Feminize your canon: Mariama Bâ

by EMMA GARMAN

As a Muslim schoolgirl in Senegal in the forties, Mariama Bâ had to choose her life’s direction at the age of fourteen. When girls graduated from primary education in the French colonial system, the main options were enrollment in either typing or midwifery courses. Only the most academic students at Bâ’s school progressed to the École normale des jeunes filles de Rufisque: an elite teacher training college just outside Dakar, whose intake included the surrounding Francophone territories. Bâ had decided to become a secretary, but her dynamic headmistress, ambitious on her behalf, wouldn’t hear of it. “You are intelligent,” she told her pupil. “You have gifts.” So Bâ took the entrance exam for the École normale and received the highest mark in French West Africa.

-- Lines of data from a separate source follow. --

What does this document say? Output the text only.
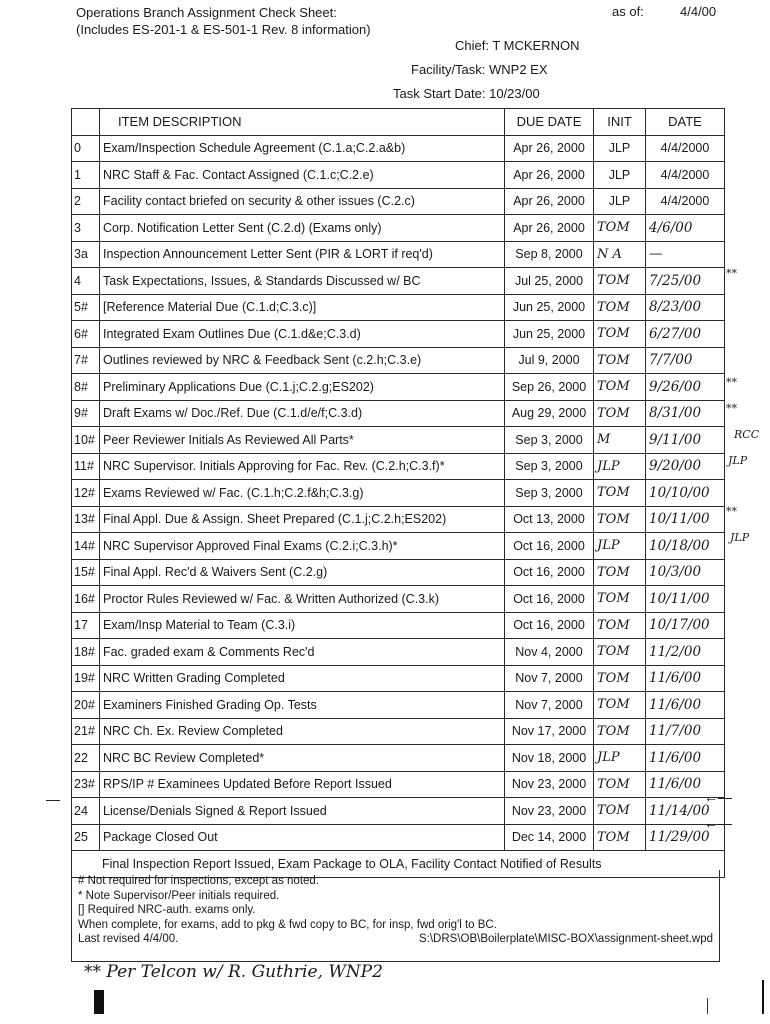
Operations Branch Assignment Check Sheet:
(Includes ES-201-1 & ES-501-1 Rev. 8 information)
as of:	4/4/00
Chief: T MCKERNON
Facility/Task: WNP2 EX
Task Start Date: 10/23/00
	ITEM DESCRIPTION	DUE DATE	INIT	DATE
0	Exam/Inspection Schedule Agreement (C.1.a;C.2.a&b)	Apr 26, 2000	JLP	4/4/2000
1	NRC Staff & Fac. Contact Assigned (C.1.c;C.2.e)	Apr 26, 2000	JLP	4/4/2000
2	Facility contact briefed on security & other issues (C.2.c)	Apr 26, 2000	JLP	4/4/2000
3	Corp. Notification Letter Sent (C.2.d) (Exams only)	Apr 26, 2000	TOM	4/6/00
3a	Inspection Announcement Letter Sent (PIR & LORT if req'd)	Sep 8, 2000	N A	—
4	Task Expectations, Issues, & Standards Discussed w/ BC	Jul 25, 2000	TOM	7/25/00
5#	[Reference Material Due (C.1.d;C.3.c)]	Jun 25, 2000	TOM	8/23/00
6#	Integrated Exam Outlines Due (C.1.d&e;C.3.d)	Jun 25, 2000	TOM	6/27/00
7#	Outlines reviewed by NRC & Feedback Sent (c.2.h;C.3.e)	Jul 9, 2000	TOM	7/7/00
8#	Preliminary Applications Due (C.1.j;C.2.g;ES202)	Sep 26, 2000	TOM	9/26/00
9#	Draft Exams w/ Doc./Ref. Due (C.1.d/e/f;C.3.d)	Aug 29, 2000	TOM	8/31/00
10#	Peer Reviewer Initials As Reviewed All Parts*	Sep 3, 2000	M	9/11/00
11#	NRC Supervisor. Initials Approving for Fac. Rev. (C.2.h;C.3.f)*	Sep 3, 2000	JLP	9/20/00
12#	Exams Reviewed w/ Fac. (C.1.h;C.2.f&h;C.3.g)	Sep 3, 2000	TOM	10/10/00
13#	Final Appl. Due & Assign. Sheet Prepared (C.1.j;C.2.h;ES202)	Oct 13, 2000	TOM	10/11/00
14#	NRC Supervisor Approved Final Exams (C.2.i;C.3.h)*	Oct 16, 2000	JLP	10/18/00
15#	Final Appl. Rec'd & Waivers Sent (C.2.g)	Oct 16, 2000	TOM	10/3/00
16#	Proctor Rules Reviewed w/ Fac. & Written Authorized (C.3.k)	Oct 16, 2000	TOM	10/11/00
17	Exam/Insp Material to Team (C.3.i)	Oct 16, 2000	TOM	10/17/00
18#	Fac. graded exam & Comments Rec'd	Nov 4, 2000	TOM	11/2/00
19#	NRC Written Grading Completed	Nov 7, 2000	TOM	11/6/00
20#	Examiners Finished Grading Op. Tests	Nov 7, 2000	TOM	11/6/00
21#	NRC Ch. Ex. Review Completed	Nov 17, 2000	TOM	11/7/00
22	NRC BC Review Completed*	Nov 18, 2000	JLP	11/6/00
23#	RPS/IP # Examinees Updated Before Report Issued	Nov 23, 2000	TOM	11/6/00
24	License/Denials Signed & Report Issued	Nov 23, 2000	TOM	11/14/00
25	Package Closed Out	Dec 14, 2000	TOM	11/29/00
Final Inspection Report Issued, Exam Package to OLA, Facility Contact Notified of Results				
# Not required for inspections, except as noted.
* Note Supervisor/Peer initials required.
[] Required NRC-auth. exams only.
When complete, for exams, add to pkg & fwd copy to BC, for insp, fwd orig'l to BC.
Last revised 4/4/00.	S:\DRS\OB\Boilerplate\MISC-BOX\assignment-sheet.wpd
**
**
**
RCC
JLP
**
JLP
←—
←—
—
** Per Telcon w/ R. Guthrie, WNP2
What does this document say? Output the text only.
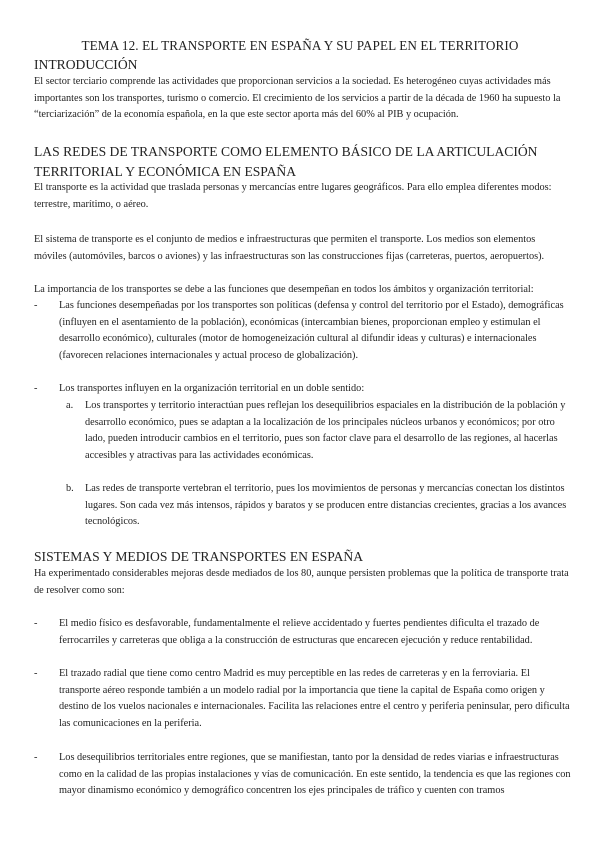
TEMA 12. EL TRANSPORTE EN ESPAÑA Y SU PAPEL EN EL TERRITORIO
INTRODUCCIÓN

El sector terciario comprende las actividades que proporcionan servicios a la sociedad. Es heterogéneo cuyas actividades más importantes son los transportes, turismo o comercio. El crecimiento de los servicios a partir de la década de 1960 ha supuesto la “terciarización” de la economía española, en la que este sector aporta más del 60% al PIB y ocupación.

LAS REDES DE TRANSPORTE COMO ELEMENTO BÁSICO DE LA ARTICULACIÓN
TERRITORIAL Y ECONÓMICA EN ESPAÑA

El transporte es la actividad que traslada personas y mercancías entre lugares geográficos. Para ello emplea diferentes modos: terrestre, marítimo, o aéreo.

El sistema de transporte es el conjunto de medios e infraestructuras que permiten el transporte. Los medios son elementos móviles (automóviles, barcos o aviones) y las infraestructuras son las construcciones fijas (carreteras, puertos, aeropuertos).

La importancia de los transportes se debe a las funciones que desempeñan en todos los ámbitos y organización territorial:

-	Las funciones desempeñadas por los transportes son políticas (defensa y control del territorio por el Estado), demográficas (influyen en el asentamiento de la población), económicas (intercambian bienes, proporcionan empleo y estimulan el desarrollo económico), culturales (motor de homogeneización cultural al difundir ideas y culturas) e internacionales (favorecen relaciones internacionales y actual proceso de globalización).
-	Los transportes influyen en la organización territorial en un doble sentido:
a. Los transportes y territorio interactúan pues reflejan los desequilibrios espaciales en la distribución de la población y desarrollo económico, pues se adaptan a la localización de los principales núcleos urbanos y económicos; por otro lado, pueden introducir cambios en el territorio, pues son factor clave para el desarrollo de las regiones, al hacerlas accesibles y atractivas para las actividades económicas.
b. Las redes de transporte vertebran el territorio, pues los movimientos de personas y mercancías conectan los distintos lugares. Son cada vez más intensos, rápidos y baratos y se producen entre distancias crecientes, gracias a los avances tecnológicos.
SISTEMAS Y MEDIOS DE TRANSPORTES EN ESPAÑA

Ha experimentado considerables mejoras desde mediados de los 80, aunque persisten problemas que la política de transporte trata de resolver como son:

-	El medio físico es desfavorable, fundamentalmente el relieve accidentado y fuertes pendientes dificulta el trazado de ferrocarriles y carreteras que obliga a la construcción de estructuras que encarecen ejecución y reduce rentabilidad.
-	El trazado radial que tiene como centro Madrid es muy perceptible en las redes de carreteras y en la ferroviaria. El transporte aéreo responde también a un modelo radial por la importancia que tiene la capital de España como origen y destino de los vuelos nacionales e internacionales. Facilita las relaciones entre el centro y periferia peninsular, pero dificulta las comunicaciones en la periferia.
-	Los desequilibrios territoriales entre regiones, que se manifiestan, tanto por la densidad de redes viarias e infraestructuras como en la calidad de las propias instalaciones y vías de comunicación. En este sentido, la tendencia es que las regiones con mayor dinamismo económico y demográfico concentren los ejes principales de tráfico y cuenten con tramos
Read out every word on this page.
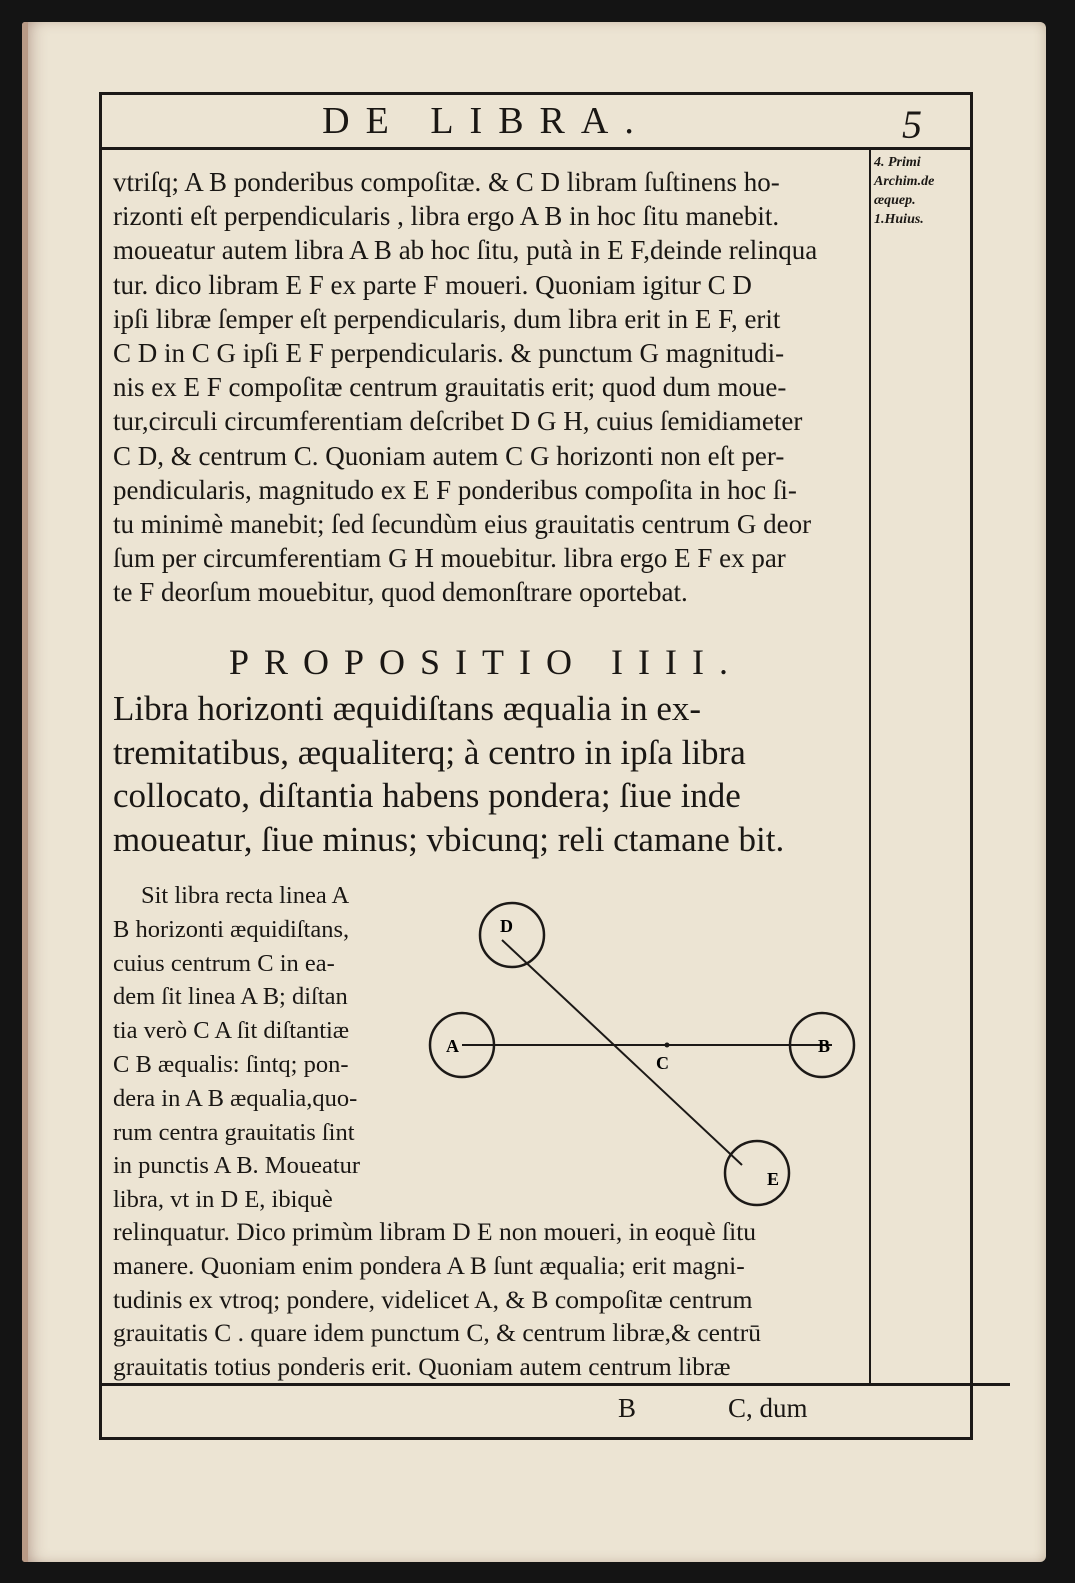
DE LIBRA.	5
4. Primi
Archim.de
æquep.
1.Huius.
vtriſq; A B ponderibus compoſitæ. & C D libram ſuſtinens ho-
rizonti eſt perpendicularis , libra ergo A B in hoc ſitu manebit.
moueatur autem libra A B ab hoc ſitu, putà in E F,deinde relinqua
tur. dico libram E F ex parte F moueri. Quoniam igitur C D
ipſi libræ ſemper eſt perpendicularis, dum libra erit in E F, erit
C D in C G ipſi E F perpendicularis. & punctum G magnitudi-
nis ex E F compoſitæ centrum grauitatis erit; quod dum moue-
tur,circuli circumferentiam deſcribet D G H, cuius ſemidiameter
C D, & centrum C. Quoniam autem C G horizonti non eſt per-
pendicularis, magnitudo ex E F ponderibus compoſita in hoc ſi-
tu minimè manebit; ſed ſecundùm eius grauitatis centrum G deor
ſum per circumferentiam G H mouebitur. libra ergo E F ex par
te F deorſum mouebitur, quod demonſtrare oportebat.
PROPOSITIO IIII.
Libra horizonti æquidiſtans æqualia in ex-
tremitatibus, æqualiterq; à centro in ipſa libra
collocato, diſtantia habens pondera; ſiue inde
moueatur, ſiue minus; vbicunq; reli ctamane bit.
Sit libra recta linea A
B horizonti æquidiſtans,
cuius centrum C in ea-
dem ſit linea A B; diſtan
tia verò C A ſit diſtantiæ
C B æqualis: ſintq; pon-
dera in A B æqualia,quo-
rum centra grauitatis ſint
in punctis A B. Moueatur
libra, vt in D E, ibiquè
D
A	B
C
E
relinquatur. Dico primùm libram D E non moueri, in eoquè ſitu
manere. Quoniam enim pondera A B ſunt æqualia; erit magni-
tudinis ex vtroq; pondere, videlicet A, & B compoſitæ centrum
grauitatis C . quare idem punctum C, & centrum libræ,& centrū
grauitatis totius ponderis erit. Quoniam autem centrum libræ
B	C, dum
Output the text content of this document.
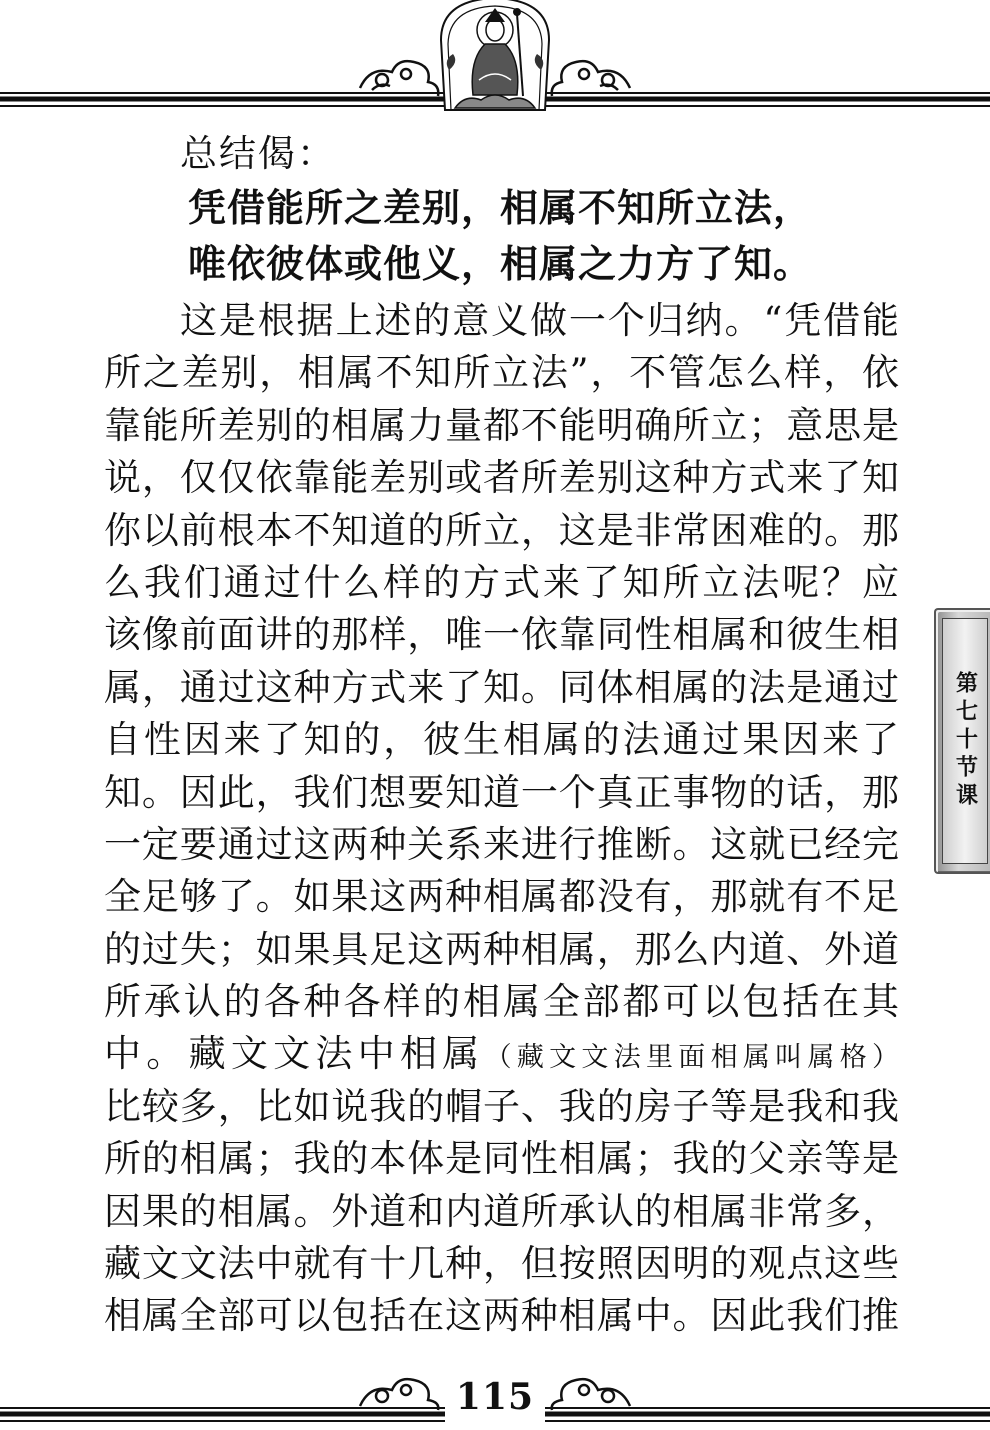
总结偈：
凭借能所之差别，相属不知所立法，
唯依彼体或他义，相属之力方了知。
这是根据上述的意义做一个归纳。“凭借能
所之差别，相属不知所立法”，不管怎么样，依
靠能所差别的相属力量都不能明确所立；意思是
说，仅仅依靠能差别或者所差别这种方式来了知
你以前根本不知道的所立，这是非常困难的。那
么我们通过什么样的方式来了知所立法呢？应
该像前面讲的那样，唯一依靠同性相属和彼生相
属，通过这种方式来了知。同体相属的法是通过
自性因来了知的，彼生相属的法通过果因来了
知。因此，我们想要知道一个真正事物的话，那
一定要通过这两种关系来进行推断。这就已经完
全足够了。如果这两种相属都没有，那就有不足
的过失；如果具足这两种相属，那么内道、外道
所承认的各种各样的相属全部都可以包括在其
中。藏文文法中相属（藏文文法里面相属叫属格）
比较多，比如说我的帽子、我的房子等是我和我
所的相属；我的本体是同性相属；我的父亲等是
因果的相属。外道和内道所承认的相属非常多，
藏文文法中就有十几种，但按照因明的观点这些
相属全部可以包括在这两种相属中。因此我们推
第七十节课
115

The headmistress’s discernment of exceptional talent was again strikingly vindicated when Bâ, on publishing her debut novel at age fifty, became one of the first black African women to achieve international renown as an author. So Long a Letter, an incandescent critique of Islamic polygyny from the point of view of a middle-aged Senegalese widow, won the first Noma Award for Publishing in Africa and was translated into many languages. Bâ, who had been a women’s rights activist since the sixties, was suddenly hailed as the pioneering feminist voice of a continent. Sadly, she had little time to enjoy her success. Less than a year after accepting the Noma prize and giving a speech at the 1980 Frankfurt Book Fair, Bâ died of cancer. According to those who knew her, she didn’t rail against her fate. She accepted premature death as the price of her startling literary glory.